NEW ULM - As District 88 mulls the latest round of budget cuts, its relatively new all-day every-day kindergarten program is back in the spotlight.
Can the district save money by changing back to half days? More importantly, is it the right thing to do? These questions are being pondered by administrators, the school board and teachers alike.
District 88 implemented the current full-day program in the fall of the 1999-2000 school year, Superintendent Harold Remme recaps.
The initial year, one section of half-day programming was maintained.
Only full-day programming has been offered since.
The kindergarten staff has modified previous curriculum and instructional methods to reflect the extended allotment of time, Remme notes.
Anecdotal evaluation comments - collected annually from parents, kindergarten teachers and first grade staff - have been very positive about the full-day experience, Remme says.
First grade teachers report that students are better prepared for academic rigor. Social and behavior adjustments also improved.
The full-day program provides more time to spend actively engaged in child-initiated and small-group activities, Remme adds. The extra time is especially beneficial to high-needs students.
National studies link full-day programs to academic readiness improvement in both reading and math - with the greatest improvement in math. (Perhaps, educators speculate, while parents of young children read to them at home, they do not necessarily explicitly teach the children math skills.)
On Remme's request, students in the transition year were tracked by the District Academic Coordinator of Excellence, Tami Sens. However, out of the 17 students in the half-day program in 1999-2000, only six remained in the school system by fifth grade. This turnover rate - which Sens says is not that atypical of classes as a whole - made a meaningful comparison of academic success difficult.
Assuming a class of 145 students, in seven class sections, the full-day program costs about $350,000 in teacher salaries, Remme says.
Conversely, the program saves money on transportation - because the children do not have to be transported to their homes or daycare at mid-day.
A half-day program, then, would save $175,000 in teacher salaries - but it would raise back transportation costs.
"Much depends on exactly where everyone lives" but, judging from past experience, two, three, or even four, bus routes may need to be added back, says Remme.
With each route priced at $40,500, the additional transportation expense could be $81,000 to $162,000.
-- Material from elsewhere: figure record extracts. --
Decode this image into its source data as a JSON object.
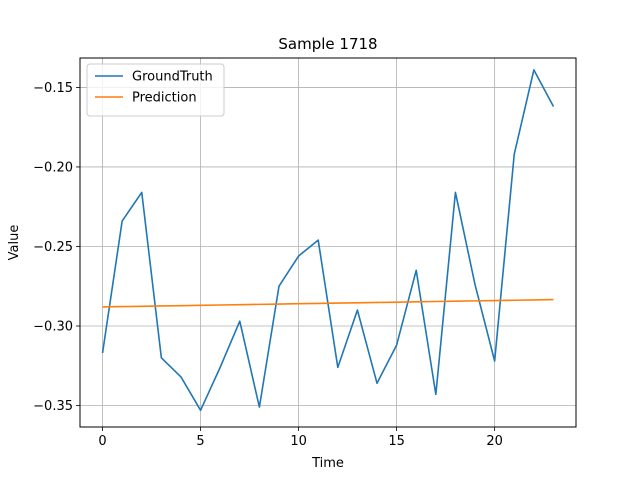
{
  "chart_data": {
    "type": "line",
    "title": "Sample 1718",
    "xlabel": "Time",
    "ylabel": "Value",
    "xlim": [
      -1.15,
      24.15
    ],
    "ylim": [
      -0.3635,
      -0.1315
    ],
    "xticks": [
      0,
      5,
      10,
      15,
      20
    ],
    "xtick_labels": [
      "0",
      "5",
      "10",
      "15",
      "20"
    ],
    "yticks": [
      -0.35,
      -0.3,
      -0.25,
      -0.2,
      -0.15
    ],
    "ytick_labels": [
      "−0.35",
      "−0.30",
      "−0.25",
      "−0.20",
      "−0.15"
    ],
    "grid": true,
    "legend_position": "top-left",
    "x": [
      0,
      1,
      2,
      3,
      4,
      5,
      6,
      7,
      8,
      9,
      10,
      11,
      12,
      13,
      14,
      15,
      16,
      17,
      18,
      19,
      20,
      21,
      22,
      23
    ],
    "series": [
      {
        "name": "GroundTruth",
        "color": "#1f77b4",
        "values": [
          -0.317,
          -0.234,
          -0.216,
          -0.32,
          -0.332,
          -0.353,
          -0.326,
          -0.297,
          -0.351,
          -0.275,
          -0.256,
          -0.246,
          -0.326,
          -0.29,
          -0.336,
          -0.312,
          -0.265,
          -0.343,
          -0.216,
          -0.274,
          -0.322,
          -0.192,
          -0.139,
          -0.162
        ]
      },
      {
        "name": "Prediction",
        "color": "#ff7f0e",
        "values": [
          -0.288,
          -0.2878,
          -0.2876,
          -0.2874,
          -0.2872,
          -0.287,
          -0.2868,
          -0.2866,
          -0.2864,
          -0.2862,
          -0.286,
          -0.2858,
          -0.2856,
          -0.2854,
          -0.2852,
          -0.285,
          -0.2848,
          -0.2846,
          -0.2844,
          -0.2842,
          -0.284,
          -0.2838,
          -0.2836,
          -0.2834
        ]
      }
    ]
  }
}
As a result, the district would net savings in the $13,000 to $94,500 range - more likely around $53,000 - if it cut back.
Anecdotal comments are overwhelmingly in support of full-day kindergarten - despite it being statistically difficult to prove, Remme sums up.
Also, a curriculum revision would be necessary if the program goes back to half day, he notes.
One, though not crucial, side benefit of moving back to a half-day program would be making three more classrooms available for other uses at Jefferson School.
Perhaps, Remme suggests, officials should not outright discard an out-of-the-box option - an all-day, every-other-day program. This alternative - which would result in kindergarten staff becoming part-time - would potentially save $140,000, with no impact on transportation costs.
Neither administrators nor the school board have unequivocally signalled their leanings on program change.
Some kindergarten teachers, though, point out another aspect - the "competition" for students.
With strong private schools in town - which have instituted their own full-day programs, albeit following the public system's lead - full-day kindergarten is seen as a selling point.
Said a teacher:
"You can't imagine how many parents come to our open house sitting on the fence. We can by no means assume that they'll send their children here, just because they came to the open house. Many parents are shopping for a school."
The current promotional video shown at District 88 kindergarten open houses emphasizes the benefits of a full-day program.